Among the species currently at risk, 179 were categorized as "critically endangered," the highest level of threat.

These included the Azores bullfinch, one of Europe's rarest songbirds, which was upgraded from "endangered."

Fewer than 300 of the species survive as a consequence of deforestation and changes to the vegetation of its native islands.

Last year BirdLife launched a five-year project to save the species, with the Portuguese government creating a Special Protection Area to revive its surviving habitat.
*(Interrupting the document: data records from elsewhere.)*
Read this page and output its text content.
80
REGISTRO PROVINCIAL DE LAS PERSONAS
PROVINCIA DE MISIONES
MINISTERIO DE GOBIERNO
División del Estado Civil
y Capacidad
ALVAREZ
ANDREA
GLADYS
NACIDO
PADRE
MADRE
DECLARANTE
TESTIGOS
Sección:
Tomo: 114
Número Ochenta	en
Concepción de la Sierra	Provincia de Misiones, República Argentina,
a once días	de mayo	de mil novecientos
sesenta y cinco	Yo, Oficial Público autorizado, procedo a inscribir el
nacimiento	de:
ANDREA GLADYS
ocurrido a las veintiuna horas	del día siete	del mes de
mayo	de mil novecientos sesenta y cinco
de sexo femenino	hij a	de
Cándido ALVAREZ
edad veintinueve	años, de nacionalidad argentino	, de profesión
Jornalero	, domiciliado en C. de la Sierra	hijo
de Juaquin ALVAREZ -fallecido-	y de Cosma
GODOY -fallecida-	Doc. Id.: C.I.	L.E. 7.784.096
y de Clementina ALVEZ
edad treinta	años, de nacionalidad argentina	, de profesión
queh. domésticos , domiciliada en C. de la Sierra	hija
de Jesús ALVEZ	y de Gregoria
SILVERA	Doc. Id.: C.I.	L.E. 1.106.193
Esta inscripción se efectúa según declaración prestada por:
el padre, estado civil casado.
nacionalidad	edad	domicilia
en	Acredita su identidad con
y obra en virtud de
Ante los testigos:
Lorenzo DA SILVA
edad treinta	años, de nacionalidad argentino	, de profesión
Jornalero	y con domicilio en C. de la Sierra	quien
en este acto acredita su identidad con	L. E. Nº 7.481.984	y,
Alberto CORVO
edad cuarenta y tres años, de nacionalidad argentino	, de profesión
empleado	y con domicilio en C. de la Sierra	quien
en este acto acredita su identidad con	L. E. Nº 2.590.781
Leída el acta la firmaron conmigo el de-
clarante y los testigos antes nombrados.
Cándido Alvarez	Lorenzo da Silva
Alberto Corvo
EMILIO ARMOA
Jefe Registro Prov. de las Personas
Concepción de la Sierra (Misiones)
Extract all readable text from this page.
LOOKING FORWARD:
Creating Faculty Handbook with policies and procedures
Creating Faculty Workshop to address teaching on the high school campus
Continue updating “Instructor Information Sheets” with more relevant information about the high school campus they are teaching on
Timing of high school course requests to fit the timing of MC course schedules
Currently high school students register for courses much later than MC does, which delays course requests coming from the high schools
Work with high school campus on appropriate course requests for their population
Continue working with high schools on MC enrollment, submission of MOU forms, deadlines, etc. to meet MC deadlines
Three other European species appear on the list for the first time. The Kruper's nuthatch has been threatened due to tourism development in its key Turkish habitats, while the European Roller, which has populations in Russia and Turkey has also declined markedly.

And, despite a successful reintroduction program in the UK, the red kite population has fallen across Europe.

In New Zealand, where at least five types of bird are known to have become extinct since 1900, an explosion of the introduced rat population in 1999 and 2000 continues to threaten several species, including the critically endangered orange-fronted parakeet, which now numbers fewer than 50 birds.

There is some good news for birdwatchers, however. There were eight sightings of the native North American ivory-billed woodpecker in the U.S. in 2004 and 2005, more than 60 years after it was believed to have become extinct.

The Seychelles magpie robin, which had dwindled to less than 15 birds in 1965, was downgraded to endangered as a consequence of a program that has seen the bird relocated to predator-free islands, reviving the population to more than 130.

Ornithologists also discovered a new species of rail on the island of Calayan in the Philippines.

But BirdLife said it had found no trace of the thick-billed ground-dove in the Solomon Islands and had classified the species as extinct.

"Despite the recent rediscovery of the ivory-billed woodpecker, overall more species are currently sliding towards oblivion," said BirdLife's Ed Parnell.

"One in five bird species on the planet now faces a risk in the short or medium-term of joining the Dodo, Great Auk and 129 other species that we know have become extinct since 1500."